Made it through day 111
 

Redalc

Active Member
Day 112 done. Worked today. Relaxed tonight. Gotta work tomorrow. Don’t really recall much by way of temptations or urges today. Hopefully tonight will be good. Goodnight

day 112 done
 

Redalc

Active Member
Long day today. Struggling right now with memories. I haven’t figured out how to get my life on track yet, held back by struggles. Today I didn’t PMO, although for the first time in a while I was tempted really strongly. Something all of a sudden brought back remembrance of feelings and sensations that go along with all that. Which were then followed quickly by the thoughts and memories of all the times that triggered that PMO urge and that was given into.

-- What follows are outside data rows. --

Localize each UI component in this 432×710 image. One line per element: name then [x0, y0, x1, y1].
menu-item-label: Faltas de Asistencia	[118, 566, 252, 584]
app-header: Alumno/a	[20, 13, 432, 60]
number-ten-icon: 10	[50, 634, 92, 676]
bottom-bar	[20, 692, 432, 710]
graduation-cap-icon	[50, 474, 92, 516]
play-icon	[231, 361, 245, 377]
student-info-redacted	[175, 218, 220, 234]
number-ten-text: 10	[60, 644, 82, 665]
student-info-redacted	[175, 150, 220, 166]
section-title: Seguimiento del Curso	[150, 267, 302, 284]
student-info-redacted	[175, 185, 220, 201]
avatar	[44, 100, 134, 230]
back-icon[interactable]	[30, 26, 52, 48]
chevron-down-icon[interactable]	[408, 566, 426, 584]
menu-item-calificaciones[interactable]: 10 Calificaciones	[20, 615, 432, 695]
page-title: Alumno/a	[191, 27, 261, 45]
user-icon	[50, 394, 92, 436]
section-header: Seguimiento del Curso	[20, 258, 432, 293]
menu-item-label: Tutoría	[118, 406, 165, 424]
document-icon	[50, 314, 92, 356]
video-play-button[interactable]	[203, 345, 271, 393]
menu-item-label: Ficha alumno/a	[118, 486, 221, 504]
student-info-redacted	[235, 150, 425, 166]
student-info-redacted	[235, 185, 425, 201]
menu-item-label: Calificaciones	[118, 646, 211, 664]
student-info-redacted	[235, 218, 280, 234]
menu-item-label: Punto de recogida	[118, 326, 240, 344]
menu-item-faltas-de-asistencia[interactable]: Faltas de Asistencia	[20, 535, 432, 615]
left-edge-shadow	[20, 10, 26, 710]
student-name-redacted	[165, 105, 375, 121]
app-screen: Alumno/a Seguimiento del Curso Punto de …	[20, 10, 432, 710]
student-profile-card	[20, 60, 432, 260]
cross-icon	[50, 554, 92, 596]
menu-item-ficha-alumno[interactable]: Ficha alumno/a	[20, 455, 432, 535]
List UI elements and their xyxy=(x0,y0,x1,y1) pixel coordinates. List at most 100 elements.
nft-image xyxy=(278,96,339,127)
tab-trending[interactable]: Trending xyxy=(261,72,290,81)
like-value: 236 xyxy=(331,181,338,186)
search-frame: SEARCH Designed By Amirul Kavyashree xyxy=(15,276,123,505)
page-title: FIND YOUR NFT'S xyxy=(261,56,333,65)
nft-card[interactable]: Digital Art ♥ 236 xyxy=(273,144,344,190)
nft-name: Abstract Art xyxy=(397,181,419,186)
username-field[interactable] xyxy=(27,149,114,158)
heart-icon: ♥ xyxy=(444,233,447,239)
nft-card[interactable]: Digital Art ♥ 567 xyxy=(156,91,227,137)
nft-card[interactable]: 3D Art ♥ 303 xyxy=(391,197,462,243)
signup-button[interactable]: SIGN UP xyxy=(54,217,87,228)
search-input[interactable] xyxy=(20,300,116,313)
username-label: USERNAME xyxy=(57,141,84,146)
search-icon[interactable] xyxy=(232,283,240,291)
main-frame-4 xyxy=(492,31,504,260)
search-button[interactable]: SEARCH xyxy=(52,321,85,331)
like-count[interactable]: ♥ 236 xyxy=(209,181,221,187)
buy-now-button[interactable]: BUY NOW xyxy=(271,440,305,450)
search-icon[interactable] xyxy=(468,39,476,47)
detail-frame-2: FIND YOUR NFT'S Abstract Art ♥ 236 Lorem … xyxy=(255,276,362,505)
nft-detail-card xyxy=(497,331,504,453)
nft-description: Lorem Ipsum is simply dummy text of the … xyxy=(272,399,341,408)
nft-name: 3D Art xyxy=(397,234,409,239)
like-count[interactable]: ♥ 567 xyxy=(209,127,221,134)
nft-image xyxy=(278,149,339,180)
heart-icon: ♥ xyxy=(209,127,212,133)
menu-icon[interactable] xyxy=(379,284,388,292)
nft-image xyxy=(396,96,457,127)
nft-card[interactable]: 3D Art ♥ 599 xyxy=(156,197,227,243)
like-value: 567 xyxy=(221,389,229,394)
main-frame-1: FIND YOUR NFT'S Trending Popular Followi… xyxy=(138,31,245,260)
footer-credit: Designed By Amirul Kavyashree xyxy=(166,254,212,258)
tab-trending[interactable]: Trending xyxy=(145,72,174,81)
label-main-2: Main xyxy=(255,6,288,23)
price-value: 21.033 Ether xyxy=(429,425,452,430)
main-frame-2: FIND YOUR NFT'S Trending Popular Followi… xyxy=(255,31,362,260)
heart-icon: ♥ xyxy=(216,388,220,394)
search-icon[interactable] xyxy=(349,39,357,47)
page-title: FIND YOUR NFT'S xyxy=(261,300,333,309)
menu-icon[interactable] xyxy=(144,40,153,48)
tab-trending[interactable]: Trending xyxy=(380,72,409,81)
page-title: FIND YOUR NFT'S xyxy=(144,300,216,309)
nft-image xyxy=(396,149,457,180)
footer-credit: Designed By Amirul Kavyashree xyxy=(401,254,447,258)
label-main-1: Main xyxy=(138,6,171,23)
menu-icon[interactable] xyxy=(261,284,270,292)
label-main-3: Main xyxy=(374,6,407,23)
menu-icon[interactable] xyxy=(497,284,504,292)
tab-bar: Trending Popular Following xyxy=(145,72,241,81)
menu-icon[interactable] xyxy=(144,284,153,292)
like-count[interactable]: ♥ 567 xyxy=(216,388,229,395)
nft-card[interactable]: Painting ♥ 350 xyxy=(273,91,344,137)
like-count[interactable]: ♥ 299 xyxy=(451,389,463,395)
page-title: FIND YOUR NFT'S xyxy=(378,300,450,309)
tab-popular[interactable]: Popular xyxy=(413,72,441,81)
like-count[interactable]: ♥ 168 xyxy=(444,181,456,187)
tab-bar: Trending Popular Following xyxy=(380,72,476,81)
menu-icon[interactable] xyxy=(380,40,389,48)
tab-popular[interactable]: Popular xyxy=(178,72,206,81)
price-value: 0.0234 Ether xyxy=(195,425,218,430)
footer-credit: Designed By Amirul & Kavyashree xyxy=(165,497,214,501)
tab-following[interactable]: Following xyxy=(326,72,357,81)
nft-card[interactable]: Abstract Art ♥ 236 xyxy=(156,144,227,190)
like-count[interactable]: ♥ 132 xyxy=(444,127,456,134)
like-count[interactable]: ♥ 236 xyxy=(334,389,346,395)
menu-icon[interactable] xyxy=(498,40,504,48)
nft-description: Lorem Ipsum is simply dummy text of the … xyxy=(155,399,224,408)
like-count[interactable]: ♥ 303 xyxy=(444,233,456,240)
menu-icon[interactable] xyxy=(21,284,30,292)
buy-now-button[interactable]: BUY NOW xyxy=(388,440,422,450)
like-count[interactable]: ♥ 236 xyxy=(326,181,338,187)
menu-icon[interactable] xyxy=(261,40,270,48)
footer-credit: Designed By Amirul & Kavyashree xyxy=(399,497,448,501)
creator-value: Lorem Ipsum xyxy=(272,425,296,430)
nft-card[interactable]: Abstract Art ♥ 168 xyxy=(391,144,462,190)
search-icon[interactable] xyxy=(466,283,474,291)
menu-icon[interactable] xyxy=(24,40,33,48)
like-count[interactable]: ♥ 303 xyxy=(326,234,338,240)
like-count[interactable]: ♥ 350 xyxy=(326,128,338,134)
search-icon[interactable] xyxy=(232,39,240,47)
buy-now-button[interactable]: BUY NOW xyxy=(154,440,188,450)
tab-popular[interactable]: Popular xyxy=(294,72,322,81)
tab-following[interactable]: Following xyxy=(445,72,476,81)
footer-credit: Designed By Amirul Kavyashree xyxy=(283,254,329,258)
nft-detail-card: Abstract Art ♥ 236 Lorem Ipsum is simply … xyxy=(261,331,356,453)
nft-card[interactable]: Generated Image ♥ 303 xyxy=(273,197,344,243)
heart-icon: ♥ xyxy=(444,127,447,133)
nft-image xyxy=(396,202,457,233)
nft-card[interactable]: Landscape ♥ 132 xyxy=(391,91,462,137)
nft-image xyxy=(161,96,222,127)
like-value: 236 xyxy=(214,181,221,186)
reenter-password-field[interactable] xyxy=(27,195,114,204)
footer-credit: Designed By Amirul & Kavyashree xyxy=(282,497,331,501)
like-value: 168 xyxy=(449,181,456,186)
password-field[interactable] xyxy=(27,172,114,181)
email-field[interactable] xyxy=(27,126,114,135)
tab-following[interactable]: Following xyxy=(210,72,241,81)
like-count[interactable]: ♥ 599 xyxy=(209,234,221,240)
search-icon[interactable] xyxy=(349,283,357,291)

I managed to put the urge away and stay focused on what I was listening too, and able to change directions enough with what I was doing today to knock me off the track of those temptations. I’m tired of the struggle though. The struggle with PMO and the struggle with my past. All the mistakes made, and opportunities I haven’t had to ask forgiveness. People’s lives I’ve made an impact on by hurting them immensely because of my own lusts and as a result of this addiction. I just want another chance. But I don’t know if I’ll get it. Goodnight everyone.